Wakil Direktur Program TKN tersebut menyetujui alasan pemindahan seperti beratnya beban ekologis Jakarta, tetapi mengatakan prioritas lima tahun ke depan bukan di urusan ini.
“Saya setuju bahwa pemindahan ibu kota negara merupakan sesuatu yang perlu, untuk menjawab persoalan beban ekologis Jakarta, dan mungkin kebutuhan koordinasi urusan pemerintahan. Tapi keperluan ini harus ditempatkan dalam struktur prioritas urusan pemerintahan, pembangunan, dan masa depan Indonesia lima tahun ke depan," kata Anton Doni dalam Diskusi Terbatas yang diselenggarakan PP PMKRI dengan tema "Menimbang Urgensi Wacana Pemindahan Ibu kKota Negara" di Margasiswa PMKRI, Menteng, Jakarta Pusat, Rabu (8/5/2019).
"Dan saya melihat, sebagaimana terlihat dari dokumen visi dan misi Jokowi, urusan ini bukan merupakan urusan prioritas.
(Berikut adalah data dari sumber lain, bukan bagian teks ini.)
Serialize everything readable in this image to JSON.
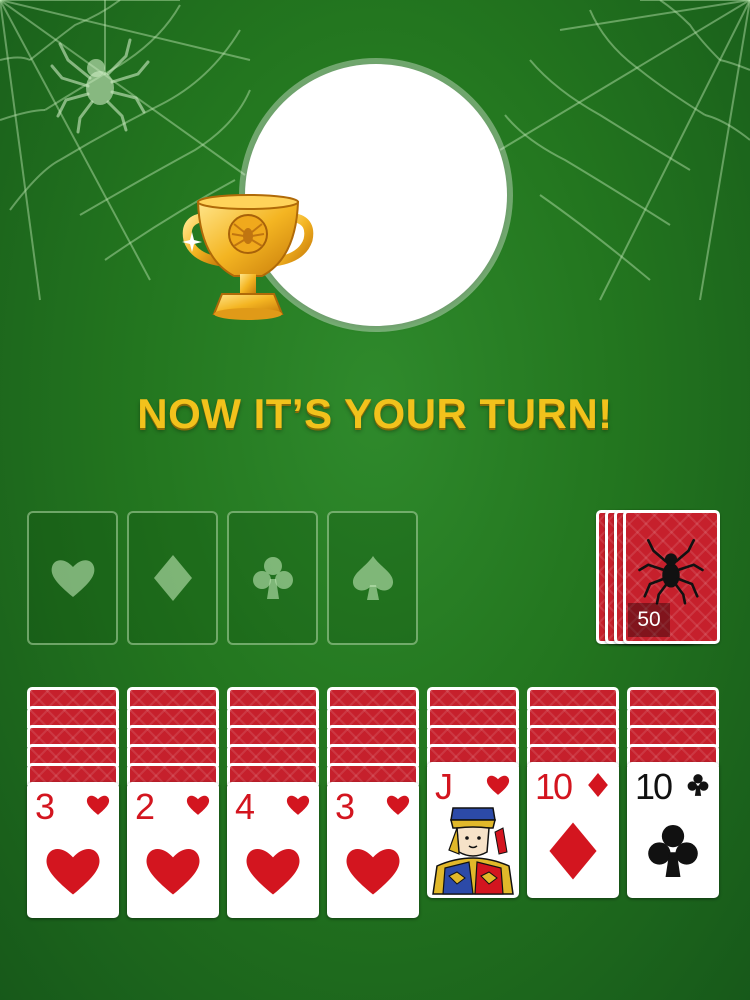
{
  "headline": "NOW IT’S YOUR TURN!",
  "icons": {
    "spider": "spider-icon",
    "trophy": "trophy-icon",
    "web": "spiderweb-decoration"
  },
  "colors": {
    "table_green": "#23761f",
    "headline_gold": "#f2c21c",
    "card_back_red": "#c6202c",
    "suit_red": "#d3151f",
    "suit_black": "#111111"
  },
  "foundations": [
    {
      "suit": "heart"
    },
    {
      "suit": "diamond"
    },
    {
      "suit": "club"
    },
    {
      "suit": "spade"
    }
  ],
  "stock": {
    "count": "50"
  },
  "tableau": [
    {
      "hidden": 5,
      "rank": "3",
      "suit": "heart"
    },
    {
      "hidden": 5,
      "rank": "2",
      "suit": "heart"
    },
    {
      "hidden": 5,
      "rank": "4",
      "suit": "heart"
    },
    {
      "hidden": 5,
      "rank": "3",
      "suit": "heart"
    },
    {
      "hidden": 4,
      "rank": "J",
      "suit": "heart"
    },
    {
      "hidden": 4,
      "rank": "10",
      "suit": "diamond"
    },
    {
      "hidden": 4,
      "rank": "10",
      "suit": "club"
    }
  ]
}
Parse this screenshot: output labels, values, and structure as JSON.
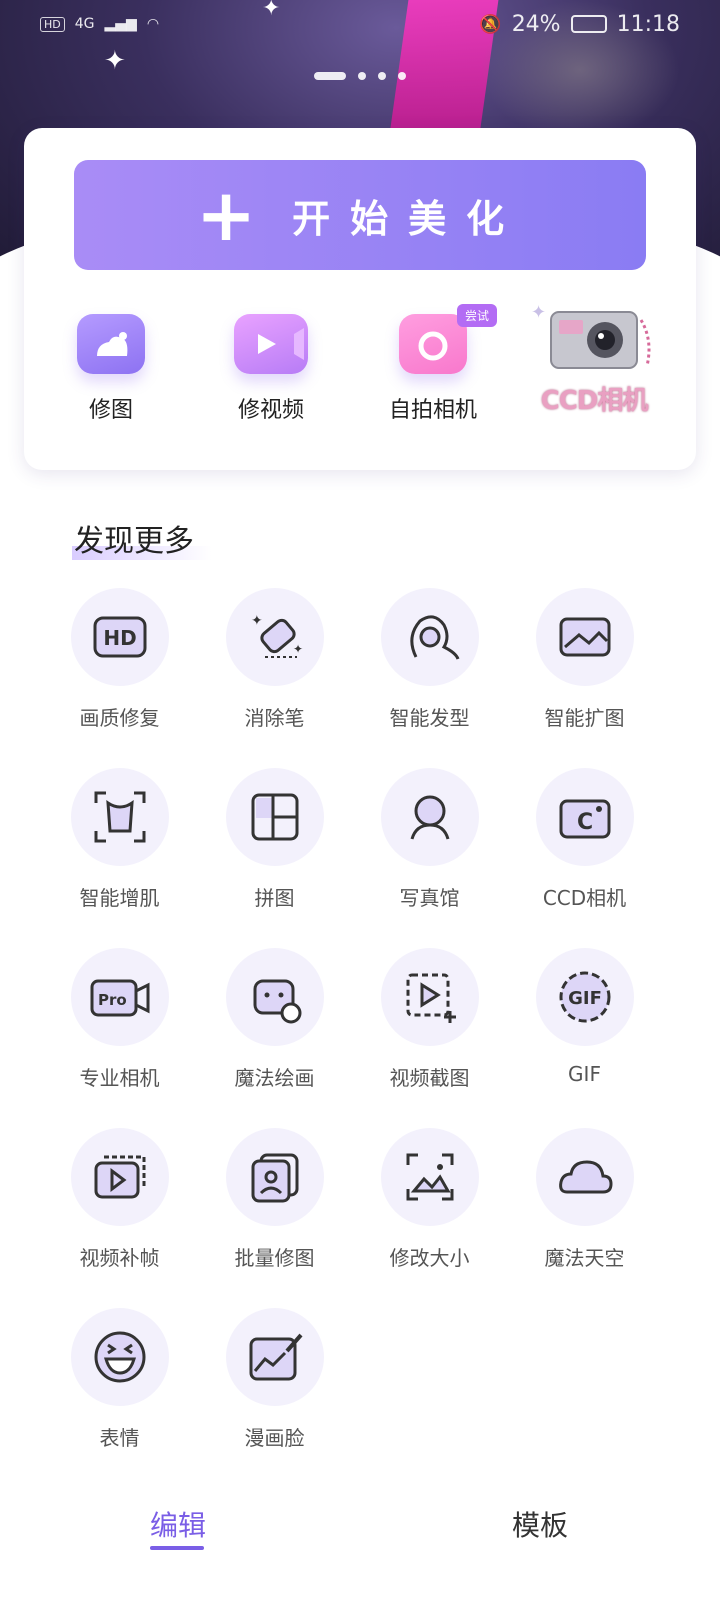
{
  "status_bar": {
    "left_badge": "HD",
    "signal": "4G",
    "battery": "24%",
    "time": "11:18"
  },
  "banner": {
    "pages": 4,
    "active_page": 1
  },
  "main_card": {
    "start_button": {
      "label": "开始美化"
    },
    "quick_actions": [
      {
        "label": "修图",
        "icon": "photo-icon"
      },
      {
        "label": "修视频",
        "icon": "video-icon"
      },
      {
        "label": "自拍相机",
        "icon": "camera-icon",
        "badge": "尝试"
      },
      {
        "label": "CCD相机",
        "icon": "ccd-camera-icon"
      }
    ]
  },
  "discover": {
    "title": "发现更多",
    "tools": [
      {
        "label": "画质修复",
        "icon": "hd-icon"
      },
      {
        "label": "消除笔",
        "icon": "eraser-icon"
      },
      {
        "label": "智能发型",
        "icon": "hairstyle-icon"
      },
      {
        "label": "智能扩图",
        "icon": "expand-image-icon"
      },
      {
        "label": "智能增肌",
        "icon": "muscle-icon"
      },
      {
        "label": "拼图",
        "icon": "collage-icon"
      },
      {
        "label": "写真馆",
        "icon": "portrait-studio-icon"
      },
      {
        "label": "CCD相机",
        "icon": "ccd-icon"
      },
      {
        "label": "专业相机",
        "icon": "pro-camera-icon"
      },
      {
        "label": "魔法绘画",
        "icon": "magic-painting-icon"
      },
      {
        "label": "视频截图",
        "icon": "video-screenshot-icon"
      },
      {
        "label": "GIF",
        "icon": "gif-icon"
      },
      {
        "label": "视频补帧",
        "icon": "video-frame-icon"
      },
      {
        "label": "批量修图",
        "icon": "batch-edit-icon"
      },
      {
        "label": "修改大小",
        "icon": "resize-icon"
      },
      {
        "label": "魔法天空",
        "icon": "cloud-icon"
      },
      {
        "label": "表情",
        "icon": "emoji-icon"
      },
      {
        "label": "漫画脸",
        "icon": "comic-face-icon"
      }
    ]
  },
  "bottom_nav": {
    "tabs": [
      {
        "label": "编辑",
        "active": true
      },
      {
        "label": "模板",
        "active": false
      }
    ]
  },
  "colors": {
    "accent": "#7a5ee6",
    "button_start": "#a98cf6",
    "button_end": "#8a7cf3",
    "tool_bg": "#f3f1fc"
  }
}
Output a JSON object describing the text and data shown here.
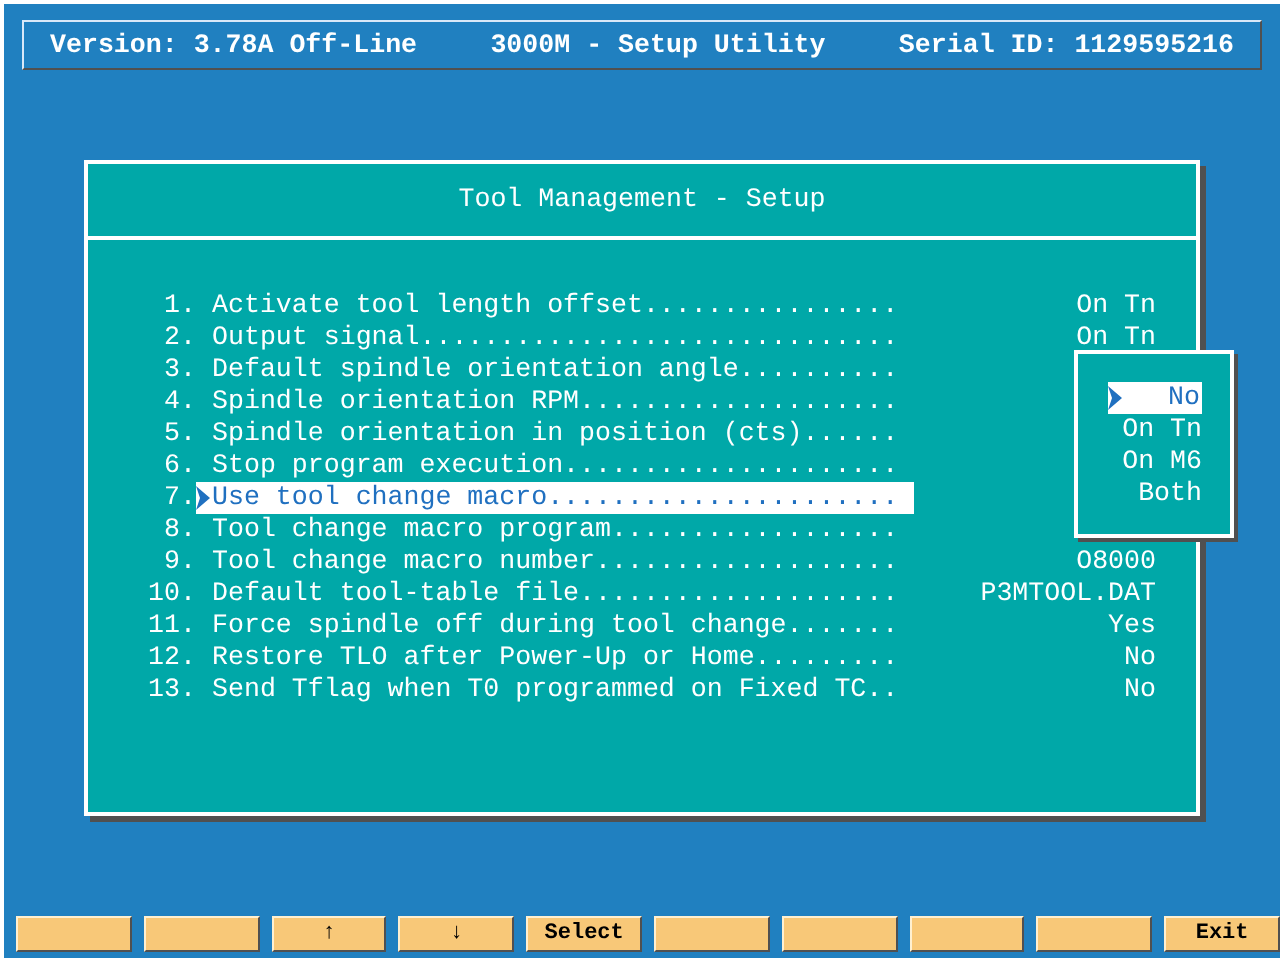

Karena itu saya sarankan, sebaiknya Jokowi kembali fokus pada visi dan misi dengan turunan program-programnya sebagaimana ditawarkan dalam perhelatan Pilpres kemarin," kata Anton Doni menambahkan.
Baca: Ini Tiga Wilayah yang Dikunjungi Jokowi sebagai Calon Ibu Kota Baru
Anton Doni melihat, sumber daya perhatian dan anggaran hingga Rp 466 triliun masih belum perlu dialokasikan untuk proyek mercusuar semacam ibu kota yang diproyeksikan dibangun di atas lahan 30.000 hingga 40.000 hektare tersebut.
"Urusan prioritas sebagaimana tercantum dalam visi dan misi Jokowi seperti peningkatan kualitas sumber daya manusia dan percepatan pembangunan ekonomi untuk mengentaskan kemiskinan dan pengangguran juga membutuhkan perhatian dan sumber daya anggaran yang tidak sedikit," ujarnya.
"Jokowi fokus dulu di situ. Legacy tidak perlu berbentuk bangunan-bangunan fisik ibu kota baru yang mercusuar. Kemajuan berbentuk angka daya saing SDM, penurunan angka kemiskinan dan pengangguran, juga dapat menjadi warisan yang membanggakan," demikian Anton Doni, yang juga salah satu Ketua DPP Partai Kebangkitan Bangsa (PKB) ini.
Dalam rangka peningkatan kualitas sumber daya manusia, menurut Anton, daftar agenda urusan termasuk masih sangat panjang.
Gedung sekolah, walau sebagian besar sudah baik, masih ada juga yang tidak layak. Nasib guru honor masih memprihatinkan. Kompetensi guru masih jauh dari memadai, tapi solusinya senantiasa instan dan terlalu pragmatis.
Menurut Alumnus Asian Social Institute, Manila, 1997 – 2000 itu, berbagai perangkat lunak sistem pendidikan seperti kebijakan standardisasin kompetensi, kurikulum, standardisasi sarana prasarana, serta standardisasi dan sistem evaluasi pendidikan masih terlalu jauh dari kapasitasnya dalam menjawab tantangan-tantangan baru. Oleh karena itu membutuhkan evaluasi serius dan perbaikan.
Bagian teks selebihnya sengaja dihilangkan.